It's been fantastic getting to feature so many of the experts whom I work alongside. For this newsletter, I'm fortunate to feature Michael Pepson, Regulatory Counsel at Americans for Prosperity Foundation, to discuss a case before the Supreme Court that deserves more attention. – Casey
Six years ago, a family opened up a truck stop and convenience store off of a highway in North Dakota and named it Corner Post. They quickly realized that their ability to earn a living was being negatively impacted by a decision that they believe to be unlawful, made years earlier by unelected bureaucrats in Washington, D.C.
But when the family members sought their day in court, they were essentially told they were out of luck because the window to challenge the regulation had expired before their business even existed.
Every person has the right to have their day in court when newly confronted with a government regulation they believe to be unjust and unlawful.
It's a hallmark of our country. And it's up for debate.
In the following weeks, the U.S. Supreme Court will decide a case that tests that very notion.
The Case: Corner Post, Inc. v. The Federal Reserve
You likely haven't heard of Corner Post, Inc. v. The Federal Reserve. But it's a case that stands to impact you and millions of your fellow Americans.
At issue is the meaning of a federal statute. It says that if people need to challenge a federal regulation, they've got a six-year time limit for filing a complaint.
The question is, when does the clock start? Is it when the SEC, DHS, or other agency finalizes a regulation? Or is it when a person is first harmed by it?
In other words, what happens when a federal agency issues a regulation and then you want to open a bakery, launch a new plumbing business, or start any number of new endeavors that are hurt by the regulation more than six years later? Can you sue? Or are you out of luck simply because the regulation was on the books before you even had the idea?
Don't mind the fact that the six-year statute of limitations has no bearing on whether the regulation itself is beyond the agency's power, unconstitutional, or otherwise unlawful?
Just the Facts, Ma'am
Consider the facts of Corner Post. In 2011, the Federal Reserve issued a regulation setting a cap on "swipe" fees businesses that accept debit cards must pay to banks that process debit-card transactions. But Corner Post didn't open for business until 2018 — more than six years after the agency issued the debit-fee rule. They weren't harmed in 2011, because their business didn't exist. They got hit by the rule when they opened their doors a full seven years after federal officials issued the rule.
The question before the Supreme Court is whether Corner Post is entitled to its day in court to challenge the debit-card regulation.
While millions of small businesses are impacted by that single rule, the implications of this case are much bigger.
Today, most federal law is made not by Congress but by unelected administrators in the form of binding regulations governing private conduct. To put this in perspective, "[i]n contrast to the roughly 200 to 400 laws passed by Congress, the federal administrative agencies adopt approximately 3,000 to 5,000 final rules each year." There are untold thousands of regulations governing private conduct in the Code of Federal Regulations, which is over 180,000 pages.

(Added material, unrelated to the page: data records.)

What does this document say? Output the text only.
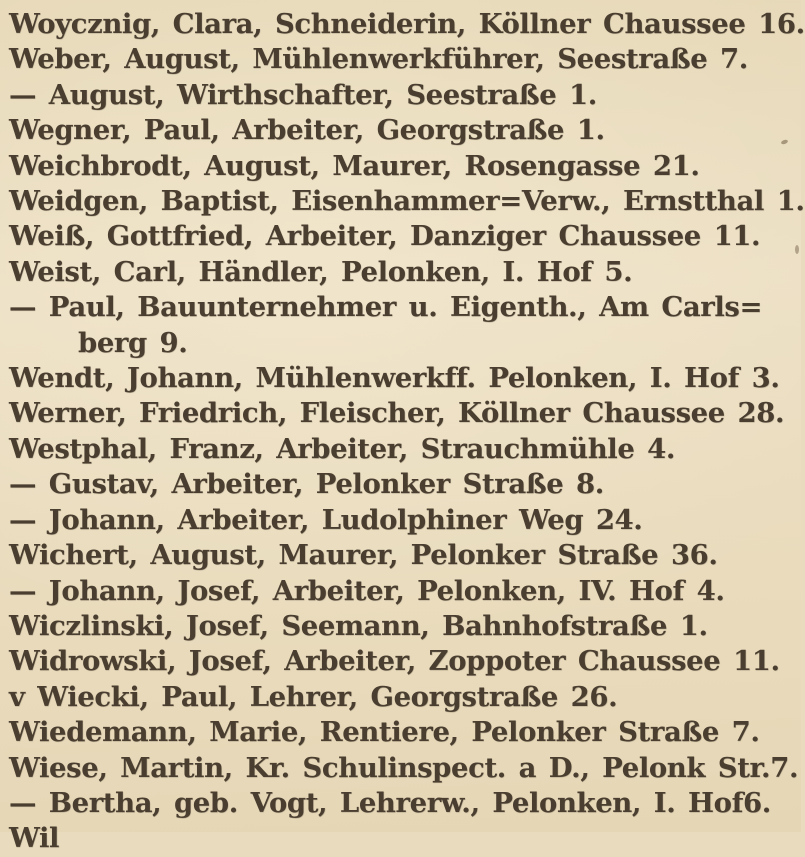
Woycznig, Clara, Schneiderin, Köllner Chaussee 16.
Weber, August, Mühlenwerkführer, Seestraße 7.
— August, Wirthschafter, Seestraße 1.
Wegner, Paul, Arbeiter, Georgstraße 1.
Weichbrodt, August, Maurer, Rosengasse 21.
Weidgen, Baptist, Eisenhammer=Verw., Ernstthal 1.
Weiß, Gottfried, Arbeiter, Danziger Chaussee 11.
Weist, Carl, Händler, Pelonken, I. Hof 5.
— Paul, Bauunternehmer u. Eigenth., Am Carls=
berg 9.
Wendt, Johann, Mühlenwerkff. Pelonken, I. Hof 3.
Werner, Friedrich, Fleischer, Köllner Chaussee 28.
Westphal, Franz, Arbeiter, Strauchmühle 4.
— Gustav, Arbeiter, Pelonker Straße 8.
— Johann, Arbeiter, Ludolphiner Weg 24.
Wichert, August, Maurer, Pelonker Straße 36.
— Johann, Josef, Arbeiter, Pelonken, IV. Hof 4.
Wiczlinski, Josef, Seemann, Bahnhofstraße 1.
Widrowski, Josef, Arbeiter, Zoppoter Chaussee 11.
v Wiecki, Paul, Lehrer, Georgstraße 26.
Wiedemann, Marie, Rentiere, Pelonker Straße 7.
Wiese, Martin, Kr. Schulinspect. a D., Pelonk Str.7.
— Bertha, geb. Vogt, Lehrerw., Pelonken, I. Hof6.
Wil
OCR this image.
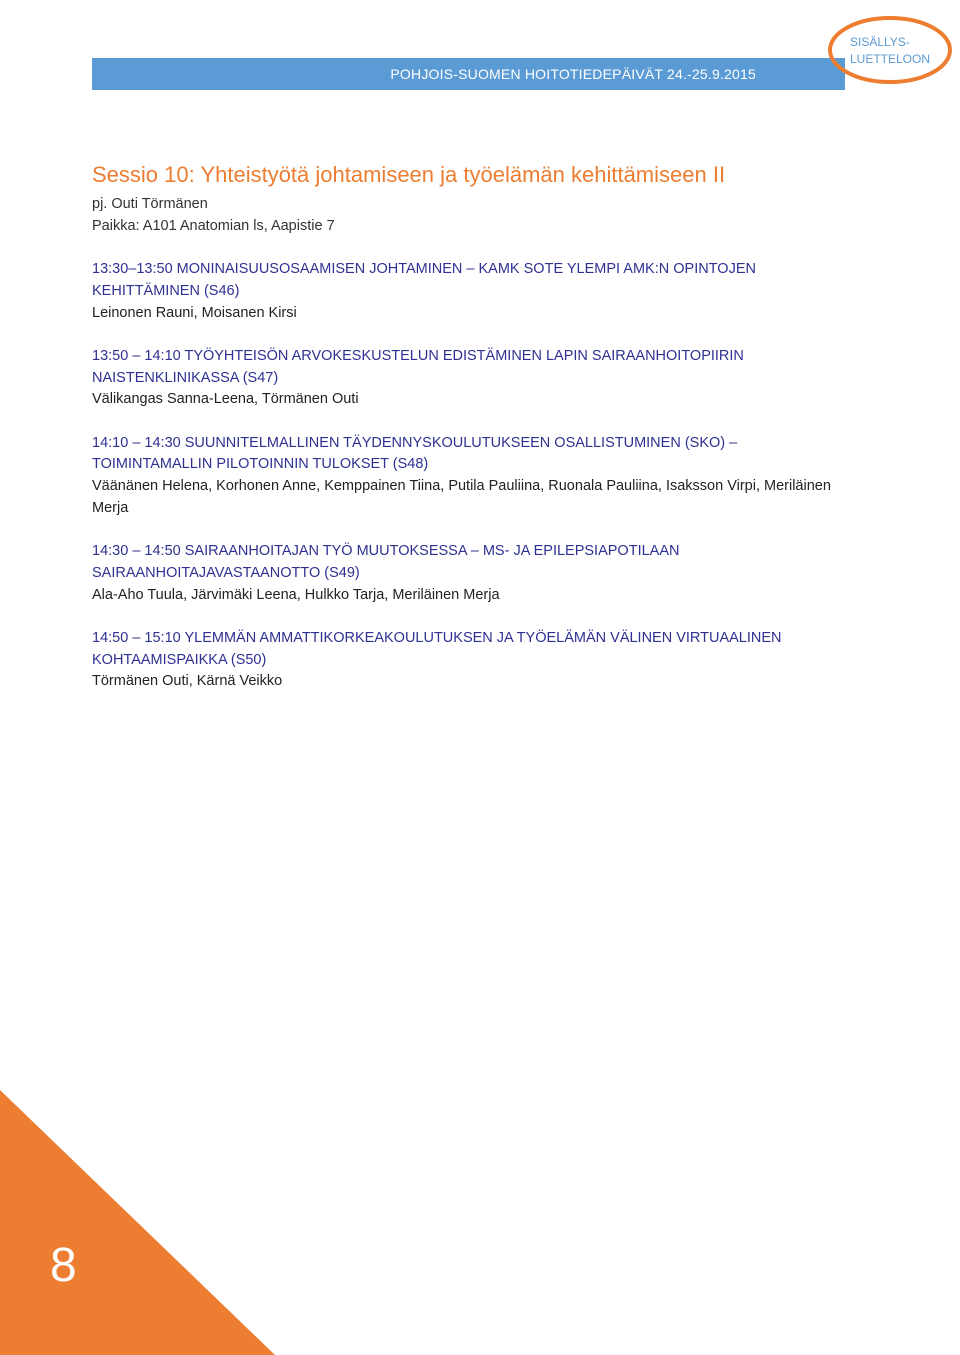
POHJOIS-SUOMEN HOITOTIEDEPÄIVÄT 24.-25.9.2015
SISÄLLYS-
LUETTELOON
Sessio 10: Yhteistyötä johtamiseen ja työelämän kehittämiseen II
pj. Outi Törmänen
Paikka: A101 Anatomian ls, Aapistie 7
13:30–13:50 MONINAISUUSOSAAMISEN JOHTAMINEN – KAMK SOTE YLEMPI AMK:N OPINTOJEN KEHITTÄMINEN (S46)
Leinonen Rauni, Moisanen Kirsi
13:50 – 14:10 TYÖYHTEISÖN ARVOKESKUSTELUN EDISTÄMINEN LAPIN SAIRAANHOITOPIIRIN NAISTENKLINIKASSA (S47)
Välikangas Sanna-Leena, Törmänen Outi
14:10 – 14:30 SUUNNITELMALLINEN TÄYDENNYSKOULUTUKSEEN OSALLISTUMINEN (SKO) – TOIMINTAMALLIN PILOTOINNIN TULOKSET (S48)
Väänänen Helena, Korhonen Anne, Kemppainen Tiina, Putila Pauliina, Ruonala Pauliina, Isaksson Virpi, Meriläinen Merja
14:30 – 14:50 SAIRAANHOITAJAN TYÖ MUUTOKSESSA – MS- JA EPILEPSIAPOTILAAN SAIRAANHOITAJAVASTAANOTTO (S49)
Ala-Aho Tuula, Järvimäki Leena, Hulkko Tarja, Meriläinen Merja
14:50 – 15:10 YLEMMÄN AMMATTIKORKEAKOULUTUKSEN JA TYÖELÄMÄN VÄLINEN VIRTUAALINEN KOHTAAMISPAIKKA (S50)
Törmänen Outi, Kärnä Veikko
8
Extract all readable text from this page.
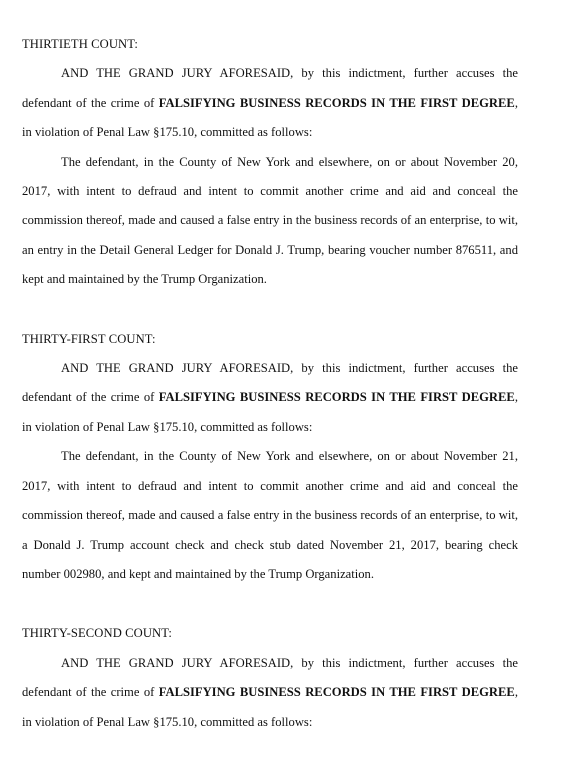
THIRTIETH COUNT:
AND THE GRAND JURY AFORESAID, by this indictment, further accuses the
defendant of the crime of FALSIFYING BUSINESS RECORDS IN THE FIRST DEGREE,
in violation of Penal Law §175.10, committed as follows:
The defendant, in the County of New York and elsewhere, on or about November 20,
2017, with intent to defraud and intent to commit another crime and aid and conceal the
commission thereof, made and caused a false entry in the business records of an enterprise, to wit,
an entry in the Detail General Ledger for Donald J. Trump, bearing voucher number 876511, and
kept and maintained by the Trump Organization.
THIRTY-FIRST COUNT:
AND THE GRAND JURY AFORESAID, by this indictment, further accuses the
defendant of the crime of FALSIFYING BUSINESS RECORDS IN THE FIRST DEGREE,
in violation of Penal Law §175.10, committed as follows:
The defendant, in the County of New York and elsewhere, on or about November 21,
2017, with intent to defraud and intent to commit another crime and aid and conceal the
commission thereof, made and caused a false entry in the business records of an enterprise, to wit,
a Donald J. Trump account check and check stub dated November 21, 2017, bearing check
number 002980, and kept and maintained by the Trump Organization.
THIRTY-SECOND COUNT:
AND THE GRAND JURY AFORESAID, by this indictment, further accuses the
defendant of the crime of FALSIFYING BUSINESS RECORDS IN THE FIRST DEGREE,
in violation of Penal Law §175.10, committed as follows:
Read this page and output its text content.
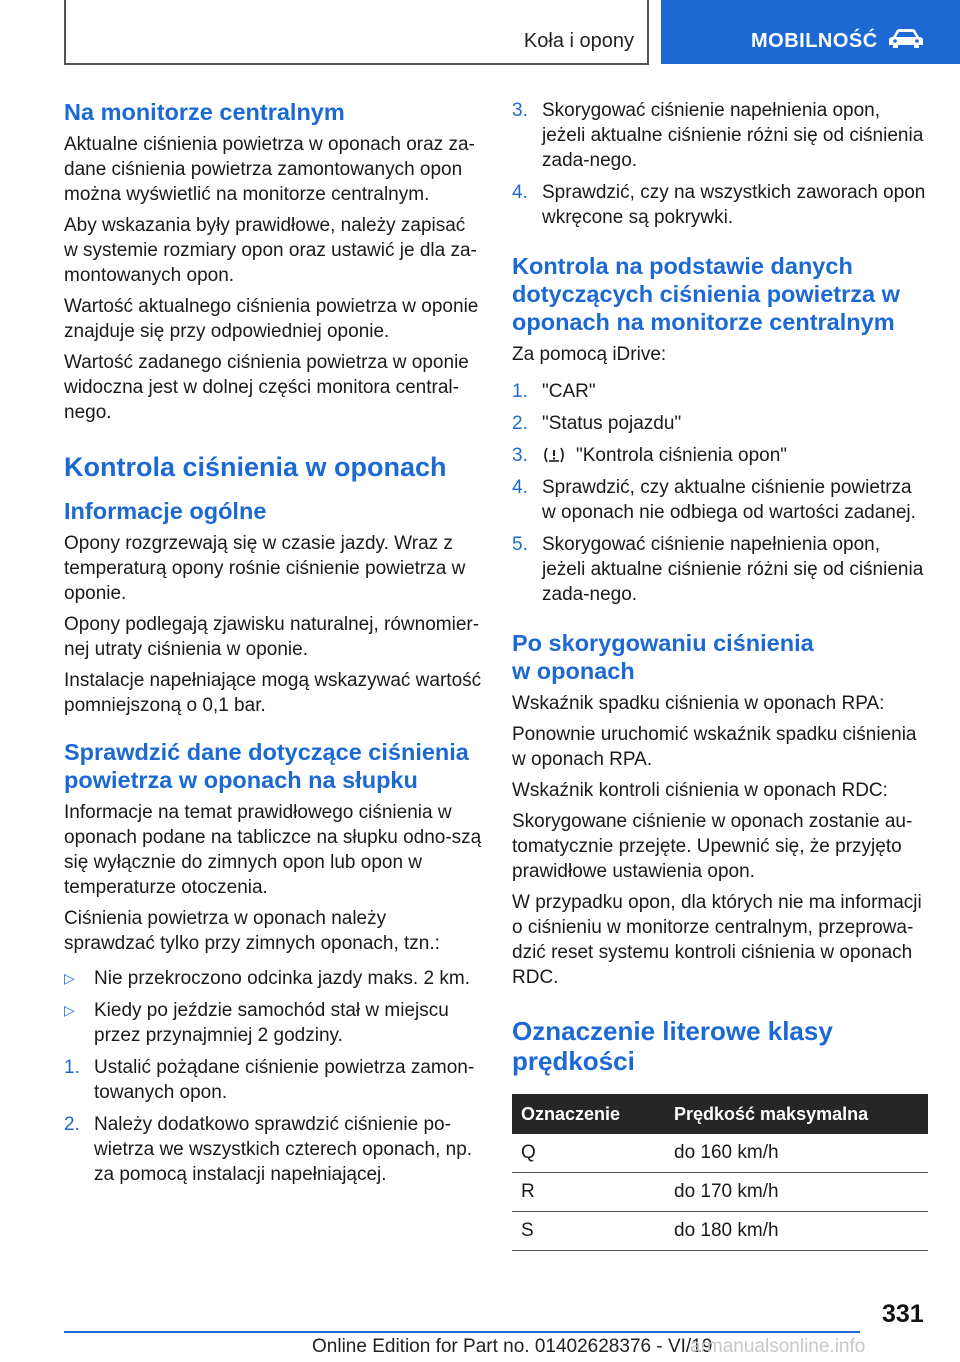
Koła i opony	MOBILNOŚĆ
Na monitorze centralnym

Aktualne ciśnienia powietrza w oponach oraz za-dane ciśnienia powietrza zamontowanych opon można wyświetlić na monitorze centralnym.

Aby wskazania były prawidłowe, należy zapisać w systemie rozmiary opon oraz ustawić je dla za-montowanych opon.

Wartość aktualnego ciśnienia powietrza w oponie znajduje się przy odpowiedniej oponie.

Wartość zadanego ciśnienia powietrza w oponie widoczna jest w dolnej części monitora central-nego.

Kontrola ciśnienia w oponach
Informacje ogólne

Opony rozgrzewają się w czasie jazdy. Wraz z temperaturą opony rośnie ciśnienie powietrza w oponie.

Opony podlegają zjawisku naturalnej, równomier-nej utraty ciśnienia w oponie.

Instalacje napełniające mogą wskazywać wartość pomniejszoną o 0,1 bar.

Sprawdzić dane dotyczące ciśnienia powietrza w oponach na słupku

Informacje na temat prawidłowego ciśnienia w oponach podane na tabliczce na słupku odno-szą się wyłącznie do zimnych opon lub opon w temperaturze otoczenia.

Ciśnienia powietrza w oponach należy sprawdzać tylko przy zimnych oponach, tzn.:

▷ Nie przekroczono odcinka jazdy maks. 2 km.
▷ Kiedy po jeździe samochód stał w miejscu przez przynajmniej 2 godziny.
1. Ustalić pożądane ciśnienie powietrza zamon-towanych opon.
2. Należy dodatkowo sprawdzić ciśnienie po-wietrza we wszystkich czterech oponach, np. za pomocą instalacji napełniającej.
3. Skorygować ciśnienie napełnienia opon, jeżeli aktualne ciśnienie różni się od ciśnienia zada-nego.
4. Sprawdzić, czy na wszystkich zaworach opon wkręcone są pokrywki.
Kontrola na podstawie danych dotyczących ciśnienia powietrza w oponach na monitorze centralnym

Za pomocą iDrive:

1. "CAR"
2. "Status pojazdu"
3.	"Kontrola ciśnienia opon"
4. Sprawdzić, czy aktualne ciśnienie powietrza w oponach nie odbiega od wartości zadanej.
5. Skorygować ciśnienie napełnienia opon, jeżeli aktualne ciśnienie różni się od ciśnienia zada-nego.
Po skorygowaniu ciśnienia w oponach

Wskaźnik spadku ciśnienia w oponach RPA:

Ponownie uruchomić wskaźnik spadku ciśnienia w oponach RPA.

Wskaźnik kontroli ciśnienia w oponach RDC:

Skorygowane ciśnienie w oponach zostanie au-tomatycznie przejęte. Upewnić się, że przyjęto prawidłowe ustawienia opon.

W przypadku opon, dla których nie ma informacji o ciśnieniu w monitorze centralnym, przeprowa-dzić reset systemu kontroli ciśnienia w oponach RDC.

Oznaczenie literowe klasy prędkości
Oznaczenie	Prędkość maksymalna
Q	do 160 km/h
R	do 170 km/h
S	do 180 km/h
331
Online Edition for Part no. 01402628376 - VI/19
armanualsonline.info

Many such regulations have been on the books for years, never having been challenged in court. And often, companies and ordinary citizens that violate these regulations are exposed to draconian civil and even criminal penalties.
AFPF Fights for Americans to be Heard
Just imagine. What happens if a government agency issues regulations to govern a new or nonexistent industry? For example, if the FTC writes a suite of regulations governing the use of artificial intelligence technology in 1985… the year the Sony Discman was heralded as a breakthrough tech device.
In this hypothetical, literally no one could sue within six years, as no companies yet existed that would be harmed — a requirement to bring a legal challenge. Another scenario is where an agency issues informal guidance interpreting a long-extant regulation to apply to conduct or parties that were long thought to be outside its scope.
Here's the rub: a subset of these old regulations are themselves unlawful and thus nullities with no binding effect. An unlawful regulation doesn't achieve the legitimacy of a duly enacted federal statute simply because it has been on the books for six years. But current case law holds that affected businesses and individuals only have six years after the regulation has been issued to challenge it in court.
So, what are individuals, nonprofits, and businesses supposed to do if they believe an old regulation is harming them?
Violating the regulation, triggering an enforcement action and exposure to draconian civil and criminal penalties, is not a realistic or safe path for any rational business or individual to take to get a day in court.
That's not realistic, and it's not right.
Let's go back to what the statute says: The time limit for challenging a regulation starts when a plaintiff's "right of action first accrues." This means that, just like every other normal statute of limitations, the clock starts ticking for a business to sue when that business is first harmed by a regulation — not when a federal agency issues the regulation. And the government is not entitled to a special rule barring the courthouse doors for people recently injured by its old regulations.
For these reasons, Americans for Prosperity Foundation filed a friend-of-the-court brief in this case urging the Court to keep the courthouse doors open for businesses like Corner Post newly harmed by old regulations.
The Supreme Court heard oral argument on February 20th, and there is reason to hope that the Court will allow Corner Post's challenge to go forward. A decision is expected before the end of June.